Tor (The Onion Router) has officially introduced a Proof-of-Work (PoW) mechanism to defend from attackers doing Denial of Service attacks. Users worldwide have widely adopted Tor for hiding their IP addresses and maintaining their privacy.
The Onion services have always prioritized user privacy through IP address obfuscation, making it a prime target for threat actors. Though the Onion service has a traditional IP-based rate limiting in place, it has been violated by threat actors in multiple scenarios.
With the release of PoW, the Onion service will prioritize legitimate connections filtered by checking on the stress of the service. The incoming onion service connections are made to perform certain complex operations that vary based on the network stress.
It acts as a ticketing system turned off by default but works based on Onion service network traffic.
How Does this Work?
During the access of an onion service, the client must solve a small puzzle to prove that the traffic is legitimate and not a flooding attack. If it is a flooding attack initiated by an attacker, the onion service increases the computational effort the system hardware uses to solve the complex operations.

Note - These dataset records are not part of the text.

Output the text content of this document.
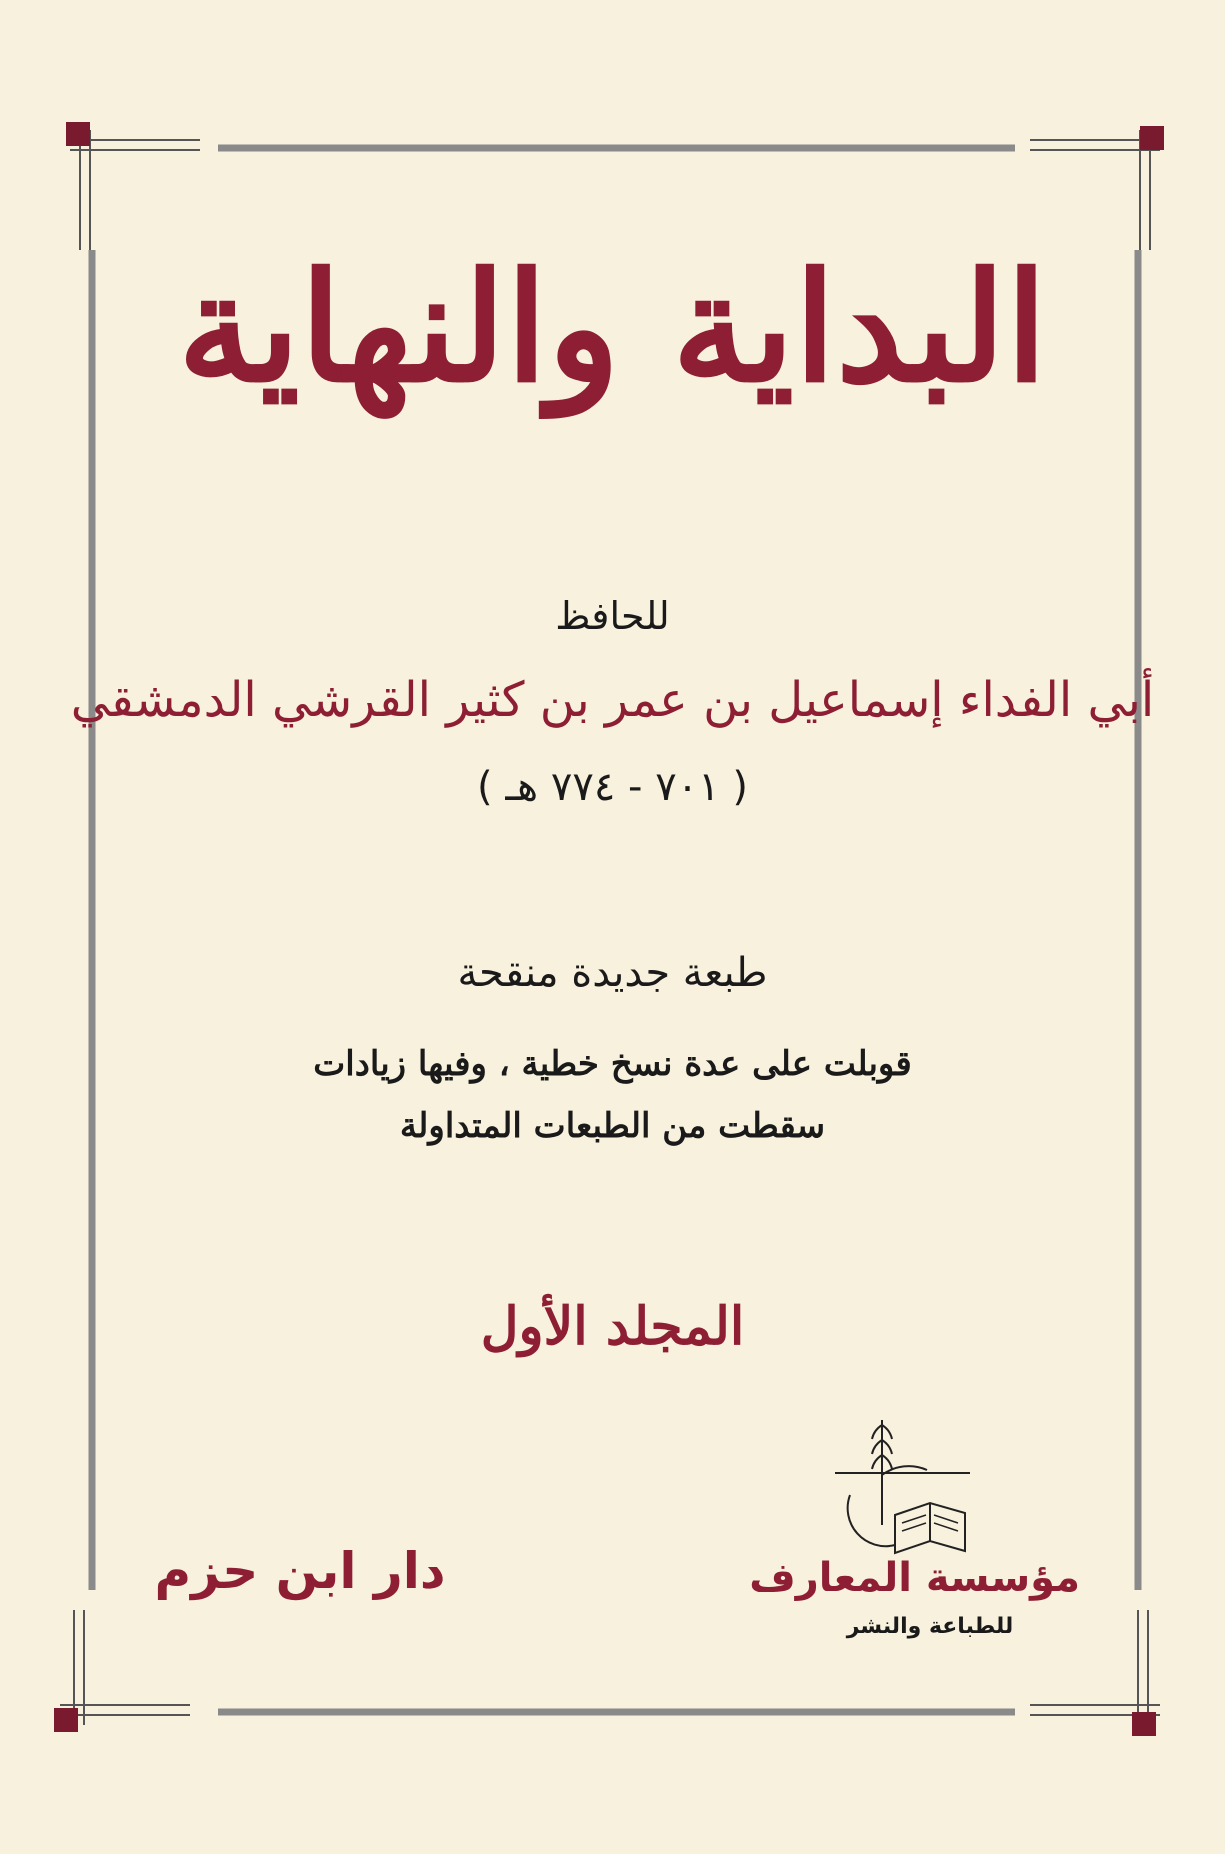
البداية والنهاية
للحافظ
أبي الفداء إسماعيل بن عمر بن كثير القرشي الدمشقي
( ٧٠١ - ٧٧٤ هـ )
طبعة جديدة منقحة
قوبلت على عدة نسخ خطية ، وفيها زيادات
سقطت من الطبعات المتداولة
المجلد الأول
دار ابن حزم	مؤسسة المعارف
للطباعة والنشر
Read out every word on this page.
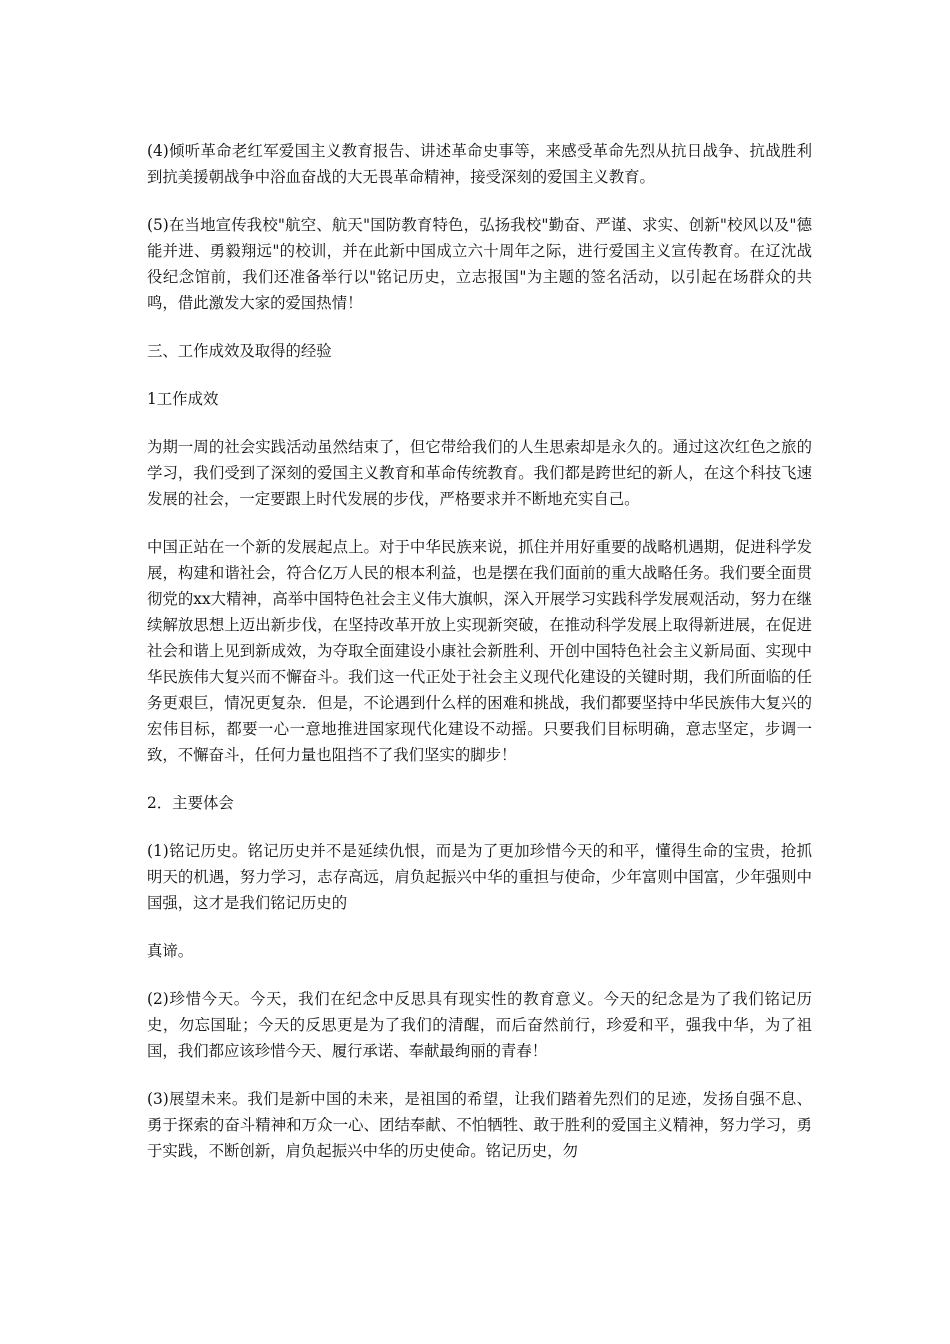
(4)倾听革命老红军爱国主义教育报告、讲述革命史事等，来感受革命先烈从抗日战争、抗战胜利到抗美援朝战争中浴血奋战的大无畏革命精神，接受深刻的爱国主义教育。

(5)在当地宣传我校"航空、航天"国防教育特色，弘扬我校"勤奋、严谨、求实、创新"校风以及"德能并进、勇毅翔远"的校训，并在此新中国成立六十周年之际，进行爱国主义宣传教育。在辽沈战役纪念馆前，我们还准备举行以"铭记历史，立志报国"为主题的签名活动，以引起在场群众的共鸣，借此激发大家的爱国热情！

三、工作成效及取得的经验

1工作成效

为期一周的社会实践活动虽然结束了，但它带给我们的人生思索却是永久的。通过这次红色之旅的学习，我们受到了深刻的爱国主义教育和革命传统教育。我们都是跨世纪的新人，在这个科技飞速发展的社会，一定要跟上时代发展的步伐，严格要求并不断地充实自己。

中国正站在一个新的发展起点上。对于中华民族来说，抓住并用好重要的战略机遇期，促进科学发展，构建和谐社会，符合亿万人民的根本利益，也是摆在我们面前的重大战略任务。我们要全面贯彻党的xx大精神，高举中国特色社会主义伟大旗帜，深入开展学习实践科学发展观活动，努力在继续解放思想上迈出新步伐，在坚持改革开放上实现新突破，在推动科学发展上取得新进展，在促进社会和谐上见到新成效，为夺取全面建设小康社会新胜利、开创中国特色社会主义新局面、实现中华民族伟大复兴而不懈奋斗。我们这一代正处于社会主义现代化建设的关键时期，我们所面临的任务更艰巨，情况更复杂．但是，不论遇到什么样的困难和挑战，我们都要坚持中华民族伟大复兴的宏伟目标，都要一心一意地推进国家现代化建设不动摇。只要我们目标明确，意志坚定，步调一致，不懈奋斗，任何力量也阻挡不了我们坚实的脚步！

2．主要体会

(1)铭记历史。铭记历史并不是延续仇恨，而是为了更加珍惜今天的和平，懂得生命的宝贵，抢抓明天的机遇，努力学习，志存高远，肩负起振兴中华的重担与使命，少年富则中国富，少年强则中国强，这才是我们铭记历史的

真谛。

(2)珍惜今天。今天，我们在纪念中反思具有现实性的教育意义。今天的纪念是为了我们铭记历史，勿忘国耻；今天的反思更是为了我们的清醒，而后奋然前行，珍爱和平，强我中华，为了祖国，我们都应该珍惜今天、履行承诺、奉献最绚丽的青春！

(3)展望未来。我们是新中国的未来，是祖国的希望，让我们踏着先烈们的足迹，发扬自强不息、勇于探索的奋斗精神和万众一心、团结奉献、不怕牺牲、敢于胜利的爱国主义精神，努力学习，勇于实践，不断创新，肩负起振兴中华的历史使命。铭记历史，勿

A normal user trying to access the Onion service will have to spend a minimum of 5 ms to 30 ms to establish a connection, whereas a threat actor who tries to flood the service will have to spend time close to or more than 1 minute to establish the connection.
This also helps differentiate between users and attackers, protecting legitimate and malicious traffic.
As per the report learned by Cyber Security News, the computational efforts and the complex operations for establishing connectivity are unknown to the users, and they run in the background. In other words, the users are not presented with a CAPTCHA screen to establish the connection.
“The introduction of Tor’s PoW defense not only positions onion services among the few communication protocols with built-in DoS protections but also, when adopted by major sites, promises to reduce the negative impact of targeted attacks on network speeds.” reads the post published by the Tor project.
Users of Onion services are recommended to upgrade to version 0.4.8 for this PoW defense feature.